Store-Optimizing Data Collection

How can you advance data science and machine learning with more effective data collection and storage?

Many power companies are deploying new technology and sensors to capture entirely new sets of data that can help improve operational efficiency, safety, and reliability. The real payoff is the ability to combine this new information with existing data found throughout your company – to discover new insights and anticipate future conditions. To ensure you can use this new data for advanced analytics such as predictive or prescriptive modeling, you may need to revisit your data storage strategy.

Objective

In this brief, we introduce you to ways to think about data collection to ensure you capture and store relevant data that can be used more effectively for advanced analytics.

8 Questions to help you Optimize Data Collection

1 What questions am I trying to answer in my business?
2 What types of data do I need (and what fields) for the analysis? Why?
3 What should my data look like to enable analysis? (e.g., data structure, time horizon)
4 Do I have enough data, or should I combine data from multiple sources?
5 Do I have duplicates?
6 What data is missing?
7 What do I do with null values? (discard, impute, etc.)

Review Data Collection Early & Often

As you work with new data sources from sensors, AMI, and smart systems it is important to check how data is being captured and stored early in the collection process. It helps you determine if you need to make adjustments to what data is being collected (types of data and various fields). You’ll want to identify early on if you need more or different information, and if you’re capturing the right data to support testing your hypotheses with analytics.

As an example, consider the preliminary data structure below, extracted from monitoring equipment. The Data IDs represent sensors at different locations throughout a plant, each of which typically collects different data. However, here we see two Data IDs capturing parameter A data, and two with parameter H data. This is unexpected. So you might question, is there more than one measurement location for each parameter? Or, is there an error in data collection and storage processes that records two readings?

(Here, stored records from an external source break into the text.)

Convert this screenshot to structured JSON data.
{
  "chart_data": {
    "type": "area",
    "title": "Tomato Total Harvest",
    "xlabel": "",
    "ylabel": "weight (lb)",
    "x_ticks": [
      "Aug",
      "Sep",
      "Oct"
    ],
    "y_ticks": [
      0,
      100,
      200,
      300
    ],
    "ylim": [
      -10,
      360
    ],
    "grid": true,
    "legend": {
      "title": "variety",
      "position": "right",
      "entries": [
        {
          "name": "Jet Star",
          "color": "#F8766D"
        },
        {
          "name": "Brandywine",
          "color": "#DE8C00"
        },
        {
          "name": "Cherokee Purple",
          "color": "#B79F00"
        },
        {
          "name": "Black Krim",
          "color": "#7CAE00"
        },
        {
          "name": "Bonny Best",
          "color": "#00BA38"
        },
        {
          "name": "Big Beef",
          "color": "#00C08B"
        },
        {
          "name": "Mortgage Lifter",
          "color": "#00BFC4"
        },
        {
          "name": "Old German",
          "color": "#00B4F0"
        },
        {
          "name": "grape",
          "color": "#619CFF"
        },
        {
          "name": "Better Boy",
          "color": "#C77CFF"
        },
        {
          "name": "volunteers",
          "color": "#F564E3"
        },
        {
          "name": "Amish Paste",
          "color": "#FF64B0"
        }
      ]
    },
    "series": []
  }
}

New Uses for your Existing Data

To develop analyses using machine learning, you will likely be using data from operational systems that were originally collected for very different purposes. Your storage capacity needs may increase sharply to retain granular data that your systems currently either compress or discard. Not only will you save more data, but you will want to replicate data from operational systems so that it can be used in a separate analytics sandbox environment.

Mitigate Data Storage Roadblocks

Quality:

Evaluate early on the quality of information being collected by new technology, such as sensors or AMI, to help identify and fix issues.

Volume:

Measure performance and reliability related to storing time series data.

Variety:

Plan to store a wide variety of data types and formats including pdf files, video, audio, images, and social media posts.

Metadata:

Determine how missing information in metadata (descriptive information about datasets) will be captured as data is collected and moved to storage.

Conclusion

Start planning your data storage strategy based on what data structure you need to test your data science hypotheses. Your storage strategy needs to enable the creation of datasets to be used for advanced analytics.